The Nova Scotia port of Lunenburg has a new memorial that honours the 650 fish­er­­men who died in this town. See Bluenose II, a 46m replica of the schooner designed to fish for cod off Newfound­land. It was launched in 1921, and became an ambassador for the prov­ince’s seafaring history. The town has many restaurants, colourful herit­age shop­fronts, and houses with the signature Lunenburg dormer, popular in late C19th architect­ure.

Now let me add my personal favourites in the Maritimes. Visit the Art Gallery of Nova Scotia. Since it opened in 1908 this gallery has grown significantly, in order to preserve the growing art collection. There are three public galleries which feature work from the Nova Scotia College of Art and Design. A complete surprise will be a collection of works by photographer Annie Leib­ovitz.

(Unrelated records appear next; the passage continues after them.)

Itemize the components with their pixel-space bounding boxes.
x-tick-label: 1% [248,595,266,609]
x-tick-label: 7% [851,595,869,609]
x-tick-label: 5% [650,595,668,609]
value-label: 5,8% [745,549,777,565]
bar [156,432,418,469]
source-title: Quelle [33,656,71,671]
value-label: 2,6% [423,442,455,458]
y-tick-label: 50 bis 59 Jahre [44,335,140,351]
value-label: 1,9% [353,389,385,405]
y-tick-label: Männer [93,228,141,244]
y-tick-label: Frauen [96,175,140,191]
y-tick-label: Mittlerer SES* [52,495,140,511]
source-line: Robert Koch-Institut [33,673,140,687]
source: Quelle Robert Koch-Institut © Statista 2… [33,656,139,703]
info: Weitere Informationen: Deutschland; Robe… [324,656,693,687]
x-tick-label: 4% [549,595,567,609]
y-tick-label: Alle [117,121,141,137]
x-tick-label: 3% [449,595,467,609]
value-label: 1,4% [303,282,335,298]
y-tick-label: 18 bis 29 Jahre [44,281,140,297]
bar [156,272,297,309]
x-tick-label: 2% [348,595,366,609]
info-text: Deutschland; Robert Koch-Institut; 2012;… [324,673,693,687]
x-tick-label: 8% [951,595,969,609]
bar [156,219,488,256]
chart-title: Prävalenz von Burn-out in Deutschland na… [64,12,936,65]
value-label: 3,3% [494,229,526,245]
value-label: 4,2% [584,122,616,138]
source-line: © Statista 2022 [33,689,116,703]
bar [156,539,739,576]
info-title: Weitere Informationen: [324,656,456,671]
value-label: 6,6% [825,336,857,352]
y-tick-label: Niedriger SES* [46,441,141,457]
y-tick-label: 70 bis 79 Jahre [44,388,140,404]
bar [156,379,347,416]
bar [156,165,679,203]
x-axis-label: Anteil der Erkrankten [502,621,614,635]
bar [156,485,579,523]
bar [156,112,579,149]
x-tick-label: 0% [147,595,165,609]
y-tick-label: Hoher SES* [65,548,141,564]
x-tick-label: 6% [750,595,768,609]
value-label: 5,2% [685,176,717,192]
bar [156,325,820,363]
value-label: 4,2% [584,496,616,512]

And see Lunenburg’s Fisheries Museum of the Atlantic. The newest exhibition invites exploration of the history of the Atlantic Canadian fishery, from the earliest days of the Mi’kmaq to today. A UNESCO World Heritage Site, visitors can experience life in a fishing community and discover life at sea firsthand. Explore the living fish exhibit and wharf-side vessels. Then go into the Ice House Film Theatre.

New Brunswick entered the Canadian Confeder­at­ion along with Nova Scotia, Quebec and Ontario in 1867. The Inter-colonial Railway linked the Nova Scotia Railway, European & North American Railway and Grand Trunk Railway in 1872. In 1879 John Macdonald's Conservatives enacted high tariffs and opposed free trade, disrupting the trading relationship between the Maritimes and New England. The economic situation was worsened by the decline of the wooden ship-building industry. The railways and tariffs did foster the growth of new industries in the province eg iron mills, textile manufacturing and sugar refineries, but they failed eventually. The New Brunswick Railway Museum, run by the Canadian Railroad Historical Ass­ociation, is therefore well worth analysing.

In New Brunswick, see the rich local history represented in impressive murals, painted on walls throughout the beautiful town of Sussex. These world-renowned mural artists did the first 11 murals in summer 2006, with 15 more created during summer 2007.

St John’s,  New­foundland
The cathedral dominates the cityscape
Photo credit: Brit + Co

Newfoundland only joined the Confederation in 1949, when the term Maritimes had long been defined as Nova Scotia, Prince Edward Island and New Brunswick. Nonetheless Newfoundland is now a Maritime province. Happ­ily bright colours can be seen in many coastal sites in the Maritimes - think of the brightly painted rowhouses of Jelly Bean Row St John’s New­foundland. Were they painted brightly to make home visible to sailors at sea during foggy conditions? Was Maritime weather so grey that brightly coloured homes were meant to make residents feel less depressed?